Mabuhay to this European inspired adobo! We paired this with a mushroom risotto, but this dish would also work well with plain rice or garlic rice!
Serves 4
4 lamb chops, shoulder or shanks
For the marinade
4 heads garlic, peeled and crushed
1 teaspoon crushed rosemary
2 bay leaves
2 teaspoons of peppercorns, crushed
1 teaspoon of honey
1/2 cup of low sodium soy sauce
1/2 cup of vinegar
1 teaspoon sherry vinegar
1 tablespoon of lemon juice
For the stew mix
4 onions, sliced into rings
4 heads garlic, finely chopped
4 bay leaves
200 Grams Foie Gras
2 Tablespoons Balsamic Vinegar
1 dash of honey
20 grams chopped spring onion, for garnish
1. Combine all the marinade ingredients in a glass jar and let sit for at least an hour.

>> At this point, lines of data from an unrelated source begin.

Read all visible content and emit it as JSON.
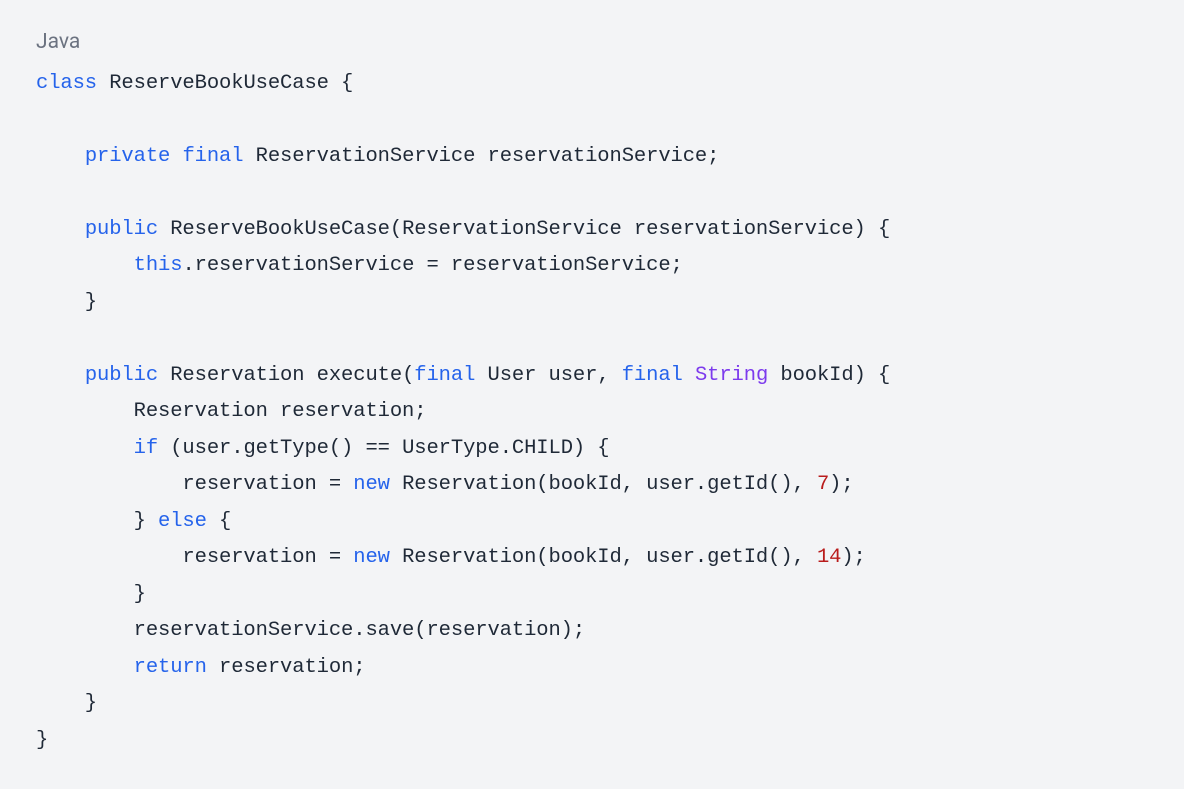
{
  "language": "Java",
  "code": {
    "tokens": [
      {
        "t": "class",
        "c": "kw"
      },
      {
        "t": " ReserveBookUseCase {",
        "c": "plain"
      },
      {
        "t": "\n",
        "c": ""
      },
      {
        "t": "\n",
        "c": ""
      },
      {
        "t": "    ",
        "c": ""
      },
      {
        "t": "private",
        "c": "kw"
      },
      {
        "t": " ",
        "c": ""
      },
      {
        "t": "final",
        "c": "kw"
      },
      {
        "t": " ReservationService reservationService;",
        "c": "plain"
      },
      {
        "t": "\n",
        "c": ""
      },
      {
        "t": "\n",
        "c": ""
      },
      {
        "t": "    ",
        "c": ""
      },
      {
        "t": "public",
        "c": "kw"
      },
      {
        "t": " ReserveBookUseCase(ReservationService reservationService) {",
        "c": "plain"
      },
      {
        "t": "\n",
        "c": ""
      },
      {
        "t": "        ",
        "c": ""
      },
      {
        "t": "this",
        "c": "kw"
      },
      {
        "t": ".reservationService = reservationService;",
        "c": "plain"
      },
      {
        "t": "\n",
        "c": ""
      },
      {
        "t": "    }",
        "c": "plain"
      },
      {
        "t": "\n",
        "c": ""
      },
      {
        "t": "\n",
        "c": ""
      },
      {
        "t": "    ",
        "c": ""
      },
      {
        "t": "public",
        "c": "kw"
      },
      {
        "t": " Reservation execute(",
        "c": "plain"
      },
      {
        "t": "final",
        "c": "kw"
      },
      {
        "t": " User user, ",
        "c": "plain"
      },
      {
        "t": "final",
        "c": "kw"
      },
      {
        "t": " ",
        "c": ""
      },
      {
        "t": "String",
        "c": "type"
      },
      {
        "t": " bookId) {",
        "c": "plain"
      },
      {
        "t": "\n",
        "c": ""
      },
      {
        "t": "        Reservation reservation;",
        "c": "plain"
      },
      {
        "t": "\n",
        "c": ""
      },
      {
        "t": "        ",
        "c": ""
      },
      {
        "t": "if",
        "c": "kw"
      },
      {
        "t": " (user.getType() == UserType.CHILD) {",
        "c": "plain"
      },
      {
        "t": "\n",
        "c": ""
      },
      {
        "t": "            reservation = ",
        "c": "plain"
      },
      {
        "t": "new",
        "c": "kw"
      },
      {
        "t": " Reservation(bookId, user.getId(), ",
        "c": "plain"
      },
      {
        "t": "7",
        "c": "num"
      },
      {
        "t": ");",
        "c": "plain"
      },
      {
        "t": "\n",
        "c": ""
      },
      {
        "t": "        } ",
        "c": "plain"
      },
      {
        "t": "else",
        "c": "kw"
      },
      {
        "t": " {",
        "c": "plain"
      },
      {
        "t": "\n",
        "c": ""
      },
      {
        "t": "            reservation = ",
        "c": "plain"
      },
      {
        "t": "new",
        "c": "kw"
      },
      {
        "t": " Reservation(bookId, user.getId(), ",
        "c": "plain"
      },
      {
        "t": "14",
        "c": "num"
      },
      {
        "t": ");",
        "c": "plain"
      },
      {
        "t": "\n",
        "c": ""
      },
      {
        "t": "        }",
        "c": "plain"
      },
      {
        "t": "\n",
        "c": ""
      },
      {
        "t": "        reservationService.save(reservation);",
        "c": "plain"
      },
      {
        "t": "\n",
        "c": ""
      },
      {
        "t": "        ",
        "c": ""
      },
      {
        "t": "return",
        "c": "kw"
      },
      {
        "t": " reservation;",
        "c": "plain"
      },
      {
        "t": "\n",
        "c": ""
      },
      {
        "t": "    }",
        "c": "plain"
      },
      {
        "t": "\n",
        "c": ""
      },
      {
        "t": "}",
        "c": "plain"
      }
    ]
  }
}
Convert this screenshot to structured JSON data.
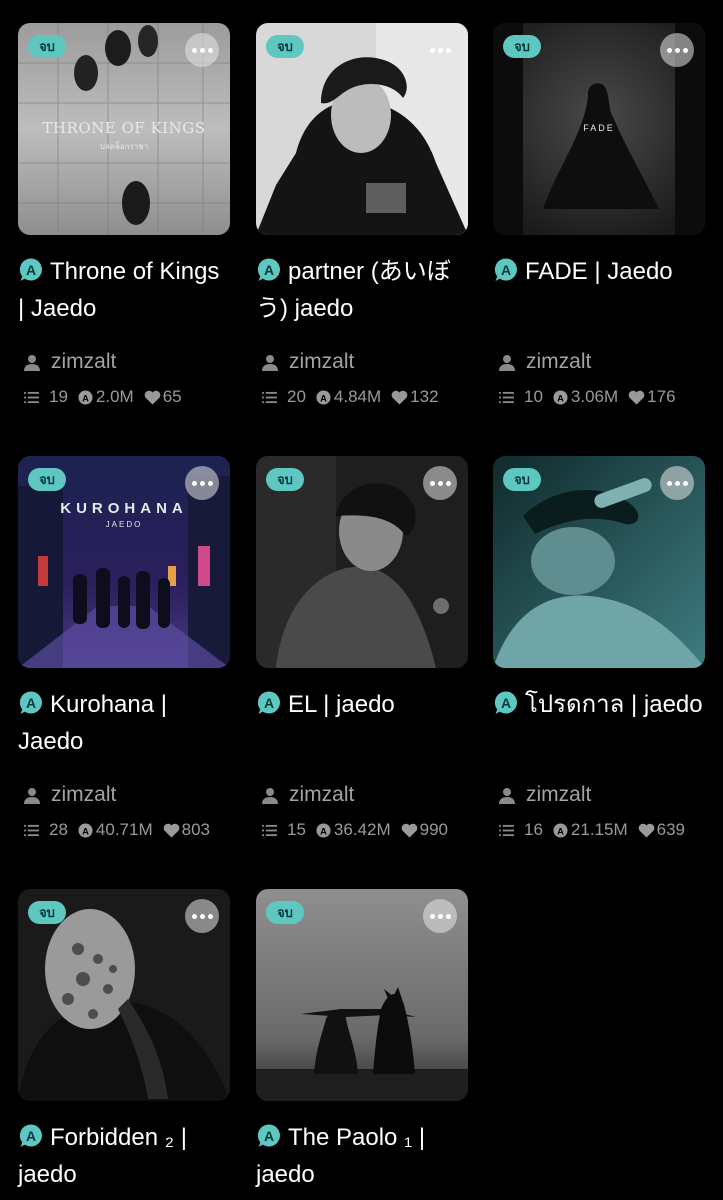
{
  "badge_label": "จบ",
  "accent_color": "#5ec7c2",
  "icons": {
    "chapters": "list-icon",
    "views": "a-circle-icon",
    "likes": "heart-icon",
    "author": "person-icon",
    "more": "more-dots-icon"
  },
  "stories": [
    {
      "title": "Throne of Kings | Jaedo",
      "cover_text": "THRONE OF KINGS",
      "cover_subtext": "ปลดล็อกราชา",
      "author": "zimzalt",
      "chapters": "19",
      "views": "2.0M",
      "likes": "65"
    },
    {
      "title": "partner (あいぼう) jaedo",
      "author": "zimzalt",
      "chapters": "20",
      "views": "4.84M",
      "likes": "132"
    },
    {
      "title": "FADE | Jaedo",
      "cover_text": "FADE",
      "author": "zimzalt",
      "chapters": "10",
      "views": "3.06M",
      "likes": "176"
    },
    {
      "title": "Kurohana | Jaedo",
      "cover_text": "KUROHANA",
      "cover_subtext": "JAEDO",
      "author": "zimzalt",
      "chapters": "28",
      "views": "40.71M",
      "likes": "803"
    },
    {
      "title": "EL | jaedo",
      "author": "zimzalt",
      "chapters": "15",
      "views": "36.42M",
      "likes": "990"
    },
    {
      "title": "โปรดกาล | jaedo",
      "author": "zimzalt",
      "chapters": "16",
      "views": "21.15M",
      "likes": "639"
    },
    {
      "title": "Forbidden ₂ | jaedo"
    },
    {
      "title": "The Paolo ₁ | jaedo"
    }
  ]
}
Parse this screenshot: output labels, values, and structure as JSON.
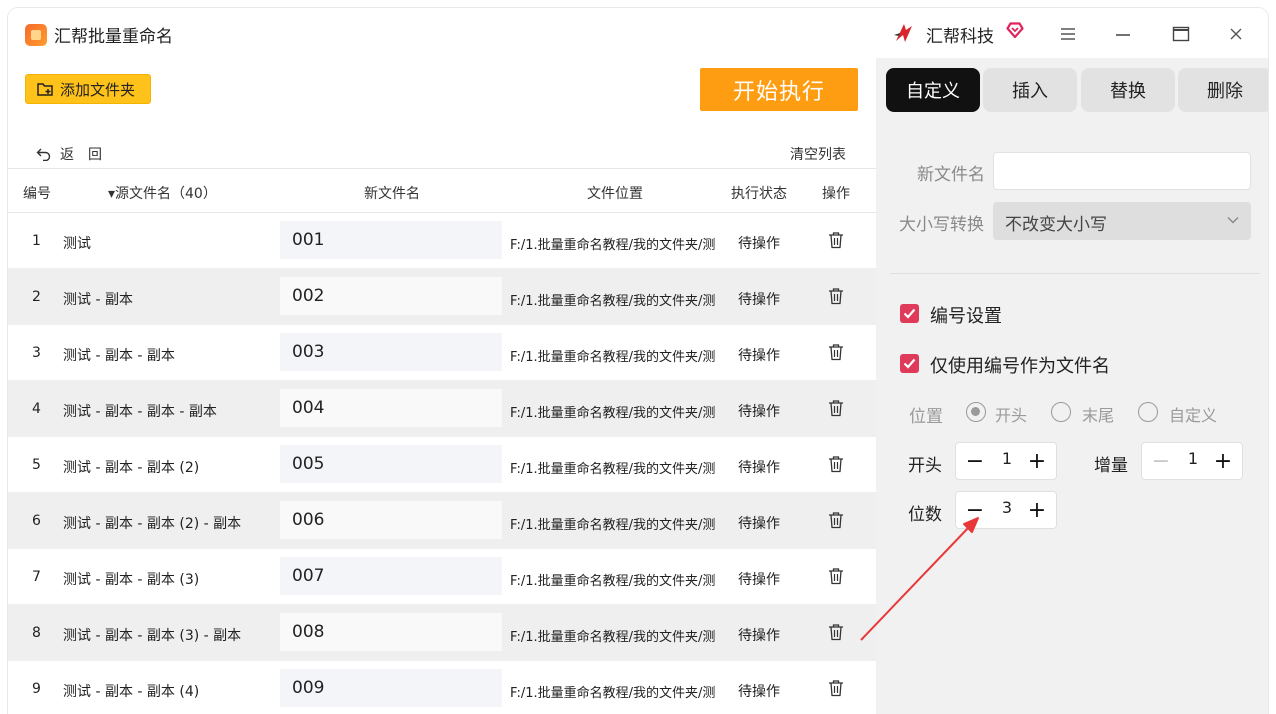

2. Place lamb chops in zip lock bag with marinade and keep in refrigerator to marinate for at least an hour but no more than four hours.
3. Drizzle a few tablespoons of olive oil onto a hot pan over high heat and brown lamb for 3 minutes each side, make sure not to crowd the pan. After browning remove and let rest for 10 minutes.
4. Add another few tablespoons of olive oil onto the pan
5. Add the stew mix of chopped onions and garlic and cook for a few minutes until softened.
6. Add the Lamb
7. Add the remainder of the marinade mix to the pot and the additional bay leaves.
8. Stew for 2 hours at low heat stirring occasionally.
9. To make foie gras sauce, reduce balsamic vingegar to half in a pan and add a dash of honey.
10. Once lamb adobo is ready, pan fry foie gras on a smoking hot pan without oil for 40 seconds first side and 35 seconds other side.
11. To serve, place lamb adobo on plate and add chopped spring onion on top while placing the pan-seared foie gras on one side and drizzle with the balsamic vinegar reduction.